La Obra de Julio Valdez

Por Federica Palomero
Curador Principal, Museo Alejandro Otero, Caracas Venezuela

 

Un acercamiento a la obra de Julio Valdez podría ser el de buscar establecer sus relaciones con los grandes relatos de lo latinoamericano en el siglo XX: una lectura en clave que revelará tal vez acuerdos y disonancias, paralelismos y divergencias. El ejercicio se hace posible al encontrarse el discurso plástico de Valdez inmerso, por una parte, en lo caribeño-latinoamericano (como voluntad de arraigo o coordenada espacial), y, por otra, en las redefiniciones estéticas contemporáneas (coordenada temporal).

 

La necesidad de nombrar las cosas, de estar constantemente en situación de inventario, de ir juntando elementos para construir sentido, o al menos una aproximación al sentido, se hace eco de la larga tradición que busca cohesionar en un discurso propio una esencia de lo latinoamericano. Pero esa búsqueda en Valdez no tiene ya esa aura fundacional que tuvo, por ejemplo, en el Puertorriqueño Oller cuando, en torno al precedente cambio de siglo, fijaba en la atemporalidad de las definiciones inmutables la naturaleza de la isla. Valdez es más humilde: agarra como retazos de realidad, sin más pretensión que la de establecer, fugazmente, algunas conexiones que podrían ir esbozando una identidad.

 

Dentro de la tarea de nombrar está, en primer lugar y como el gran escenario, la naturaleza. El gran relato, desde los cronistas de Indias hasta nuestros modernos, es el de la naturaleza virgen, salvaje, de la tierra ignota, de la desmesura. Pero Valdez parece decir ¿y si esta desmesura fuera nuestra mesura?, pues todo en su pintura, el mar que todo lo redefine, la tierra como lo finito del horizonte que acaba en el mar, las flores y las briznas, la fauna verdadera o mítica; todo se torna más íntimo, más cercano en la distancia afectiva del exiliado. Ya no hay afán exaltado de abarcar la totalidad grandiosa, sino deseo de apropiarse, para la memoria, de lo tan sólo alcanzable.
 

La expresión formal de Julio Valdez no responde a un estilo definido (¿existen todavía estilos definidos?), cuando sí a su capacidad de crear un vocabulario propio dentro de la inmensa gama de referencias, y de la libertad para usarlas, que caracterizan a nuestros tiempos.
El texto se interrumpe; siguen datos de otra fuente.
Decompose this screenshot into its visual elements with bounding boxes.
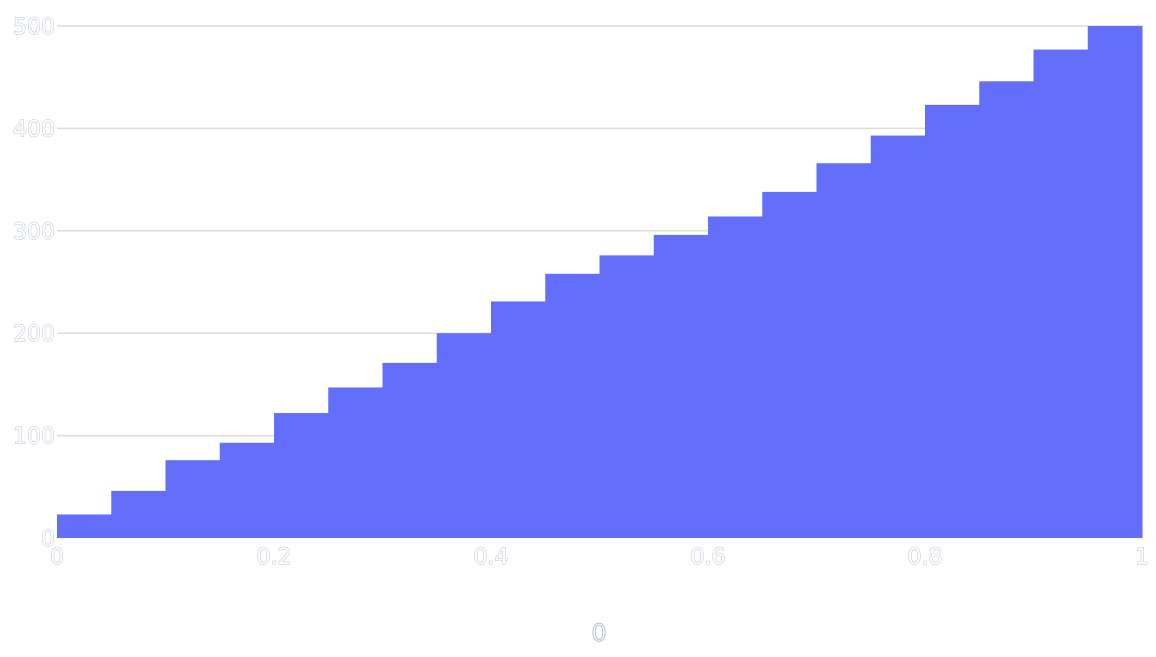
x-tick-label: 1 (1135, 545, 1149, 570)
y-tick-label: 400 (13, 117, 55, 142)
step-bar (165, 460, 221, 538)
step-bar (328, 387, 383, 538)
step-bar (979, 81, 1034, 539)
step-bar (708, 216, 763, 539)
y-tick-label: 0 (41, 527, 55, 552)
x-tick-label: 0 (50, 545, 64, 570)
step-bar (1033, 49, 1089, 538)
step-bar (870, 135, 926, 538)
step-bar (111, 490, 166, 538)
step-bar (219, 442, 275, 538)
x-tick-label: 0.4 (474, 545, 509, 570)
step-area (57, 26, 1143, 539)
x-axis-ticks: 0 0.2 0.4 0.6 0.8 1 (50, 545, 1150, 571)
step-bar (599, 255, 655, 538)
step-bar (925, 104, 980, 539)
x-axis-title: 0 (591, 619, 606, 647)
step-bar (57, 514, 112, 538)
y-axis-ticks: 0 100 200 300 400 500 (13, 15, 56, 553)
step-bar (816, 163, 872, 538)
step-bar (545, 273, 600, 538)
step-bar (382, 362, 438, 538)
step-bar (653, 234, 709, 538)
step-bar (491, 301, 546, 538)
y-tick-label: 500 (13, 15, 55, 40)
step-bar (274, 413, 329, 538)
x-tick-label: 0.6 (691, 545, 726, 570)
y-tick-label: 200 (13, 322, 55, 347)
x-tick-label: 0.8 (908, 545, 943, 570)
step-bar (762, 191, 817, 538)
y-tick-label: 300 (13, 220, 55, 245)
step-bar (1087, 26, 1143, 538)
step-bar (436, 333, 492, 538)
y-tick-label: 100 (13, 425, 55, 450)
x-tick-label: 0.2 (257, 545, 292, 570)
Sin embargo, su arte responde, aunque de manera difusa y nada convencional, a otro de nuestros grandes discursos: el barroco como el lenguaje más genuino de nuestra latinoamericanidad, de acuerdo a sus más brillantes exponentes, Carpentier y Lezama Lima. Y si, en efecto, nuestra manera de vernos y expresarnos es profundamente barroca - sincrética, espiritual, libérrima, mestiza - Valdez es ejemplo de ello.
 

Unido al discurso sobre la naturaleza barroca de la cultura latinoamericana, se encuentra lo mítico-religioso. Y lo mítico-religioso atraviesa como una veta de sentido toda la obra de Valdez, pues en ella fusionan el hombre y la naturaleza, la tierra y las creencias; signos ancestrales se incorporan al lenguaje contemporáneo, a través de una apropiación de éste para metamorfosearlo en la magia del Caribe.
 

A partir de, entre otros síntomas, un trabajo de la riqueza plástica y complejidad conceptual del de Julio Valdez, es como se puede hoy dia elaborar una nueva teoría de aproximación a lo latinoamericano: la de la hibridez, que ofrece amasar lo popular y lo culto, lo vernacular y lo otro, lo tradicional y lo contemporáneo. En este relato no esta lejos el recuerdo de la raza cósmica soñada por Vasconcelos, y a ella pertenecerá Julio Valdez. Sin embargo, será en un tono diferente a ese programa constructivo y pionero del voluntarismo moderno. Pues el de Valdez es un acento menor, tal vez algo descreído, pero profundamente sincero.